Excerpts from a statement by Yaba Art Museum: " This archive retrospective presentation on her life and practice is an extension of our advocacy on gender issues and youth development. This is particularly because of her heavy involvement with social justice for women and girls by promoting girls in the society and her efforts to educate and emancipate young girls out of mostly very dire situations stemming from her own experience. Her life and creative practice directly advocates against SHGBV and gender issues. Historically, Yoruba guilds of textile producers had dependence, supporting and defense characteristics of sororities. These characteristics play out in the expanse of Okundaye’s practice through her creative expressions and practice led activities
"Okundaye employs her interest, knowledge, exploration, preservation and promulgation of Yoruba culture as a mechanism for participatory intervention action in working with women and girls from different spheres and situations. This is the same also with young people.
"The Exhibition experience is envisioned to take a concept of displaying identity and exploration that exemplifies her as a champion of social justice with longstanding commitment to humanist principles for the youth and women in the Nigerian society. The presentation content in documenting life and human experience seeks to convey real and relatable experience in a selection of image documentation, videos, costumes, apparel, objects, documents, reviews and artworks such as drawings, paintings, textiles from the artist and her nucleus.
"Her engagements and practice sits at the intersection of visibility and activism that opposes the endemic nature of genre exclusion and oppression in a patriarchal society such as Nigeria. Her practice provides evidence of the use of art as a conduit to effect social change on the related issues by attending systemic oppression without being exploitative and voyeuristic."

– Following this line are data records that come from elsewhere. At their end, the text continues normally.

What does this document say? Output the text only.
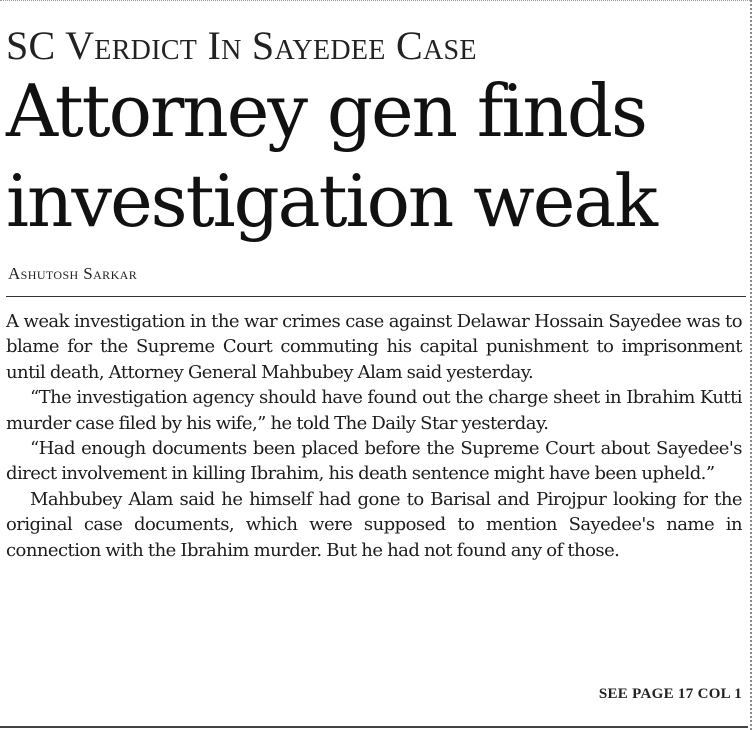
SC Verdict In Sayedee Case
Attorney gen finds investigation weak
Ashutosh Sarkar

A weak investigation in the war crimes case against Delawar Hossain Sayedee was to blame for the Supreme Court commuting his capital punishment to imprisonment until death, Attorney General Mahbubey Alam said yesterday.

“The investigation agency should have found out the charge sheet in Ibrahim Kutti murder case filed by his wife,” he told The Daily Star yesterday.

“Had enough documents been placed before the Supreme Court about Sayedee's direct involvement in killing Ibrahim, his death sentence might have been upheld.”

Mahbubey Alam said he himself had gone to Barisal and Pirojpur looking for the original case documents, which were supposed to mention Sayedee's name in connection with the Ibrahim murder. But he had not found any of those.

SEE PAGE 17 COL 1
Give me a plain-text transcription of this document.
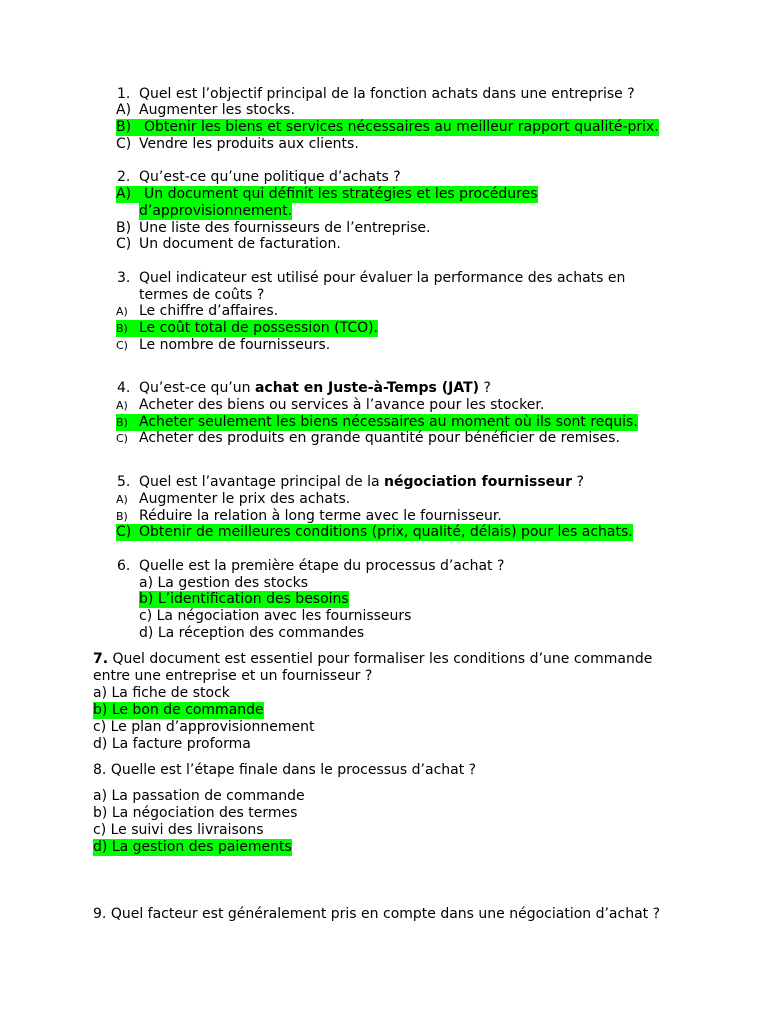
1. Quel est l’objectif principal de la fonction achats dans une entreprise ?
A) Augmenter les stocks.
B) Obtenir les biens et services nécessaires au meilleur rapport qualité-prix.
C) Vendre les produits aux clients.
2. Qu’est-ce qu’une politique d’achats ?
A) Un document qui définit les stratégies et les procédures
d’approvisionnement.
B) Une liste des fournisseurs de l’entreprise.
C) Un document de facturation.
3. Quel indicateur est utilisé pour évaluer la performance des achats en
termes de coûts ?
A) Le chiffre d’affaires.
B) Le coût total de possession (TCO).
C) Le nombre de fournisseurs.
4. Qu’est-ce qu’un achat en Juste-à-Temps (JAT) ?
A) Acheter des biens ou services à l’avance pour les stocker.
B) Acheter seulement les biens nécessaires au moment où ils sont requis.
C) Acheter des produits en grande quantité pour bénéficier de remises.
5. Quel est l’avantage principal de la négociation fournisseur ?
A) Augmenter le prix des achats.
B) Réduire la relation à long terme avec le fournisseur.
C) Obtenir de meilleures conditions (prix, qualité, délais) pour les achats.
6. Quelle est la première étape du processus d’achat ?
a) La gestion des stocks
b) L’identification des besoins
c) La négociation avec les fournisseurs
d) La réception des commandes
7. Quel document est essentiel pour formaliser les conditions d’une commande
entre une entreprise et un fournisseur ?
a) La fiche de stock
b) Le bon de commande
c) Le plan d’approvisionnement
d) La facture proforma
8. Quelle est l’étape finale dans le processus d’achat ?
a) La passation de commande
b) La négociation des termes
c) Le suivi des livraisons
d) La gestion des paiements
9. Quel facteur est généralement pris en compte dans une négociation d’achat ?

The exhibit functions as an active research and resource space for communal learning in multiple capacities. This includes education on art as active intervention on social justice. It offers insight with a mix of art objects, relatable material, archive of interactions, community interaction and reciprocity in Okundaye’s trajectory over the years. This is through her world of embodiment, iconography, advocacy, intervention, pro-cultural knowledge and philanthropy that is the creative practice of Nike Monica Okundaye."